Senin, 08 Maret 2010

Ijtihad dan Taklid dalam NU

Peradaban manusia selalu dinamis, terus berubah seiring dengan perkembangan zaman. Hal ini tentu terus memunculkan masalah-masalah baru, masalah kontemporer di dalam masyarakat. Oleh karena itu para ulama-ulama NU dituntut untuk mampu memecahkan semua masalah-masalah yang timbul dengan melalui apa yang disebut ijtihad.

Lalu apa itu ijtihad? Apa itu taklid? Makalah ini akan mencoba sedikit menguraikan ijtihad dan taqlid. Dengan hadirnya makalah ini diharapkan akan semakin membuka wawasan kita.
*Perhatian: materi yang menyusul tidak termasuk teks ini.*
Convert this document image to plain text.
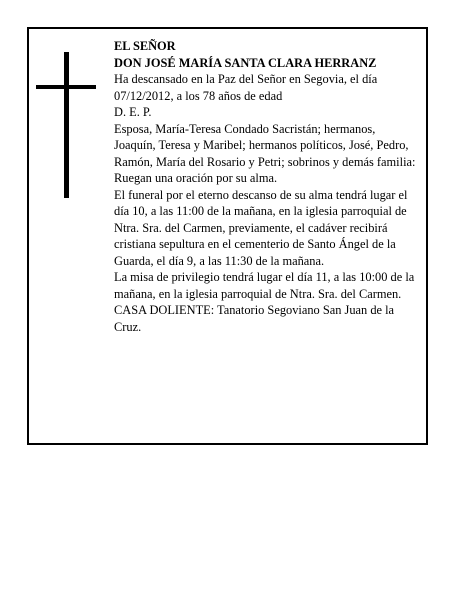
EL SEÑOR

DON JOSÉ MARÍA SANTA CLARA HERRANZ

Ha descansado en la Paz del Señor en Segovia, el día 07/12/2012, a los 78 años de edad

D. E. P.

Esposa, María-Teresa Condado Sacristán; hermanos, Joaquín, Teresa y Maribel; hermanos políticos, José, Pedro, Ramón, María del Rosario y Petri; sobrinos y demás familia:

Ruegan una oración por su alma.

El funeral por el eterno descanso de su alma tendrá lugar el día 10, a las 11:00 de la mañana, en la iglesia parroquial de Ntra. Sra. del Carmen, previamente, el cadáver recibirá cristiana sepultura en el cementerio de Santo Ángel de la Guarda, el día 9, a las 11:30 de la mañana.

La misa de privilegio tendrá lugar el día 11, a las 10:00 de la mañana, en la iglesia parroquial de Ntra. Sra. del Carmen.

CASA DOLIENTE: Tanatorio Segoviano San Juan de la Cruz.
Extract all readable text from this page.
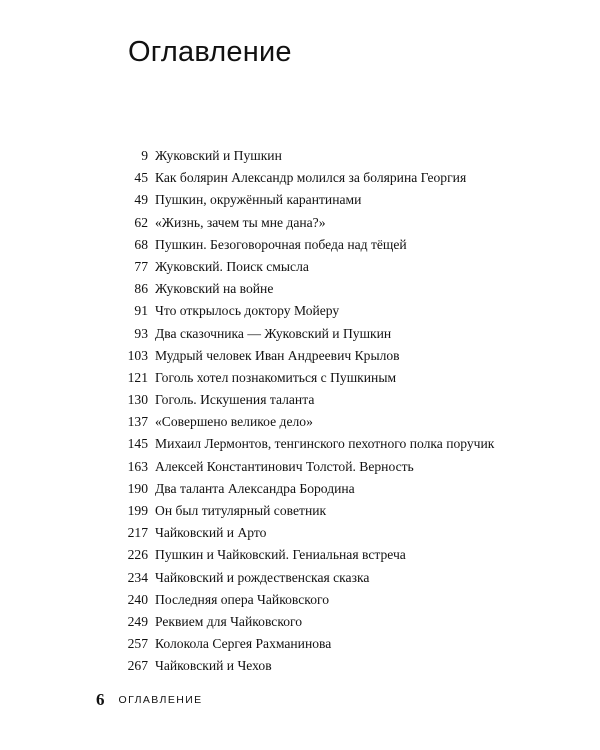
Оглавление
9 Жуковский и Пушкин
45 Как болярин Александр молился за болярина Георгия
49 Пушкин, окружённый карантинами
62 «Жизнь, зачем ты мне дана?»
68 Пушкин. Безоговорочная победа над тёщей
77 Жуковский. Поиск смысла
86 Жуковский на войне
91 Что открылось доктору Мойеру
93 Два сказочника — Жуковский и Пушкин
103 Мудрый человек Иван Андреевич Крылов
121 Гоголь хотел познакомиться с Пушкиным
130 Гоголь. Искушения таланта
137 «Совершено великое дело»
145 Михаил Лермонтов, тенгинского пехотного полка поручик
163 Алексей Константинович Толстой. Верность
190 Два таланта Александра Бородина
199 Он был титулярный советник
217 Чайковский и Арто
226 Пушкин и Чайковский. Гениальная встреча
234 Чайковский и рождественская сказка
240 Последняя опера Чайковского
249 Реквием для Чайковского
257 Колокола Сергея Рахманинова
267 Чайковский и Чехов
6 ОГЛАВЛЕНИЕ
Semoga.


A. Pengertian Ijtihad dan Syarat-Syaratnya

Arti ijtihad menurut bahasa adalah mengeluarkan tenaga atau kemampuan. Ijitihad di kelalangan ulama NU dipahami sebagai upaya berpikir secara maksimal untuk istinbath (menggali) hukum syar’I yang berkaitan dengan amal perbuatan manusia secara langsung dari dalil tafshili (Al Qur’an dan Sunnah). Ini adalah pengertian ijtihad mutlaq, pelakunya disebut mujtahid mutlaq. Meskipun dipertentangkan, apakah sekarang ini boleh melakukan ijtihad mutlaq atau tidak, namun para ulama nampaknya sepakat, perlu adanya syarat-syarat dan ketentuan-ketentuan tertentu bagi mujtahid mutlaq.

Syarat-syarat bagi mujtahid mutlaq; pertama, menguasai bahasa Arab, tentu termasuk nahwu, sharaf dan balaghohnya karena Al Qur’an dan Hadits berbahasa Arab. Tidak mungkin orang akan memahami Al Qur’an dan Hadits tanpa menguasai bahasa Arab.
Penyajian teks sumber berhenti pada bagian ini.